Should Rap Lyrics Be Admissible in Court?
A new California bill is part of a nationwide effort to protect creative expression and prevent racial bias
Young Thug and Gunna, two prominent rappers in the Atlanta hip-hop scene, are currently facing charges of alleged gang-related activity—and their own lyrics are helping build the case.
Thug and Gunna are just the latest in a line of rappers whose lyrics have been used against them in court as evidence. In these cases, prosecutors treat rap lyrics as “nothing more than autobiographical accounts—denying rap the status of art,” Charis E. Kubrin, a criminologist at the University of California, Irvine, tells the New York Times’ Livia Albeck-Ripka.
But in California, that tactic may soon be illegal.
A bill, which would restrict the use of lyrics and other creative expressions as evidence in criminal proceedings, has passed unanimously in both houses of the California legislature; it now awaits Governor Gavin Newsom’s signature. The bill would require a court to consider the possibility that such evidence could “inject racial bias” into criminal proceedings.
In light of the indictment of Thug and Gunna, activists and fans have adamantly supported the bill. But its breadth spans beyond rap, protecting other genres of music as well as poetry, film, dance, visual art and writing.
“It has broader implications than just music,” Assemblyman Reginald Jones-Sawyer, who introduced the bill, tells Billboard’s Bill Donahue. “This is about the right to free speech under the First Amendment and just as important, especially to people of color, it’s about the right to have a fair trial, regardless of your profession or what you say in public. To have that used against you—it’s wrong.”
California is not the first state to attempt such a law. Earlier this year, New York’s State Senate passed a similar bill, which received public support from stars like Jay-Z, Meek Mill, Big Sean and Robin Thicke.
Similar legislation is unfolding on the federal level, too.

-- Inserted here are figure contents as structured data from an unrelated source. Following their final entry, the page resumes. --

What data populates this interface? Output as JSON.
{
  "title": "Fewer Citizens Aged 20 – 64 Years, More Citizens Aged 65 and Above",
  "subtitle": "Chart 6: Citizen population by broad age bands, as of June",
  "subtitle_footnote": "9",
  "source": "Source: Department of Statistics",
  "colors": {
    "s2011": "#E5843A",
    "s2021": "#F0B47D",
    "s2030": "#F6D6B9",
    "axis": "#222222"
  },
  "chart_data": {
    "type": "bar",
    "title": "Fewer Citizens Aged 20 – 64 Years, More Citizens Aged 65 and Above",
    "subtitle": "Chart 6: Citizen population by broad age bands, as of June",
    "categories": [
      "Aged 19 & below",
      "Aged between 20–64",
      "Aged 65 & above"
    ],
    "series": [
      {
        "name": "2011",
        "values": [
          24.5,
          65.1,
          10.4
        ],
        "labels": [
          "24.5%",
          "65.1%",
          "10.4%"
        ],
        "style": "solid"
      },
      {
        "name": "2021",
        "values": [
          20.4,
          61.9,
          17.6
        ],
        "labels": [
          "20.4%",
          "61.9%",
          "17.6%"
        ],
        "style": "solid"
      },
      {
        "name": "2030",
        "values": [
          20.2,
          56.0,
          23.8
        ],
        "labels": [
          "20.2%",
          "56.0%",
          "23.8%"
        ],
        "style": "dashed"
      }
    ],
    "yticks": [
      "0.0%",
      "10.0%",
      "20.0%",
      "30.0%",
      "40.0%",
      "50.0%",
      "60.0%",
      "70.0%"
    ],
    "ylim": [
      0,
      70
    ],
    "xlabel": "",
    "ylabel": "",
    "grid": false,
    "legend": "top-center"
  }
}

In July, two Congressmen, Hank Johnson of Georgia and Jamaal Bowman of New York, introduced the Restoring Artistic Protection Act, which aims to “protect artists from the wrongful use of their lyrics against them in criminal and civil proceedings.”
In a statement, Johnson’s team quotes from a 2021 case, Bey-Cousin v. Powell, in which defendants sought to use hip-hop artist Muadhdhin Bey-Cousin’s lyrics against him.
“Freddy Mercury did not confess to having ‘just killed a man’ by putting ‘a gun against his head’ and ‘pull[ing] the trigger.’ Bob Marley did not confess to having shot a sheriff. And Johnny Cash did not confess to shooting ‘a man in Reno just to watch him die,’” the 2021 opinion reads.
Jones-Sawyer believes that if California passes this bill, it could turn the tide for courts across the country, he tells Billboard.
“As California goes, so goes the rest of the country,” he says. “We are famous for being the first to tackle the hard issues, we’re famous for having progressive ideas and rights and for pushing the envelope.”
California is also the setting for one of the earliest prominent examples of rap lyrics being used as legal evidence. In 1996, Calvin Cordozar Broadus Jr., known better as Snoop Dogg, was tried for murder in Los Angeles, and prosecutors cited lyrics from “Murder Was the Case” as evidence aginst him. The rapper was acquitted.
Groups like the Black Music Action Coalition California, the Public Defenders Association and Smart Justice California have endorsed the California bill, per the Times. So has Harvey Mason Jr., CEO of the Recording Academy, the group behind the Grammys.
“It’s bigger than any one individual case,” Mason tells the Times. “In no way, at no time, do I feel that someone’s art should be used against them.”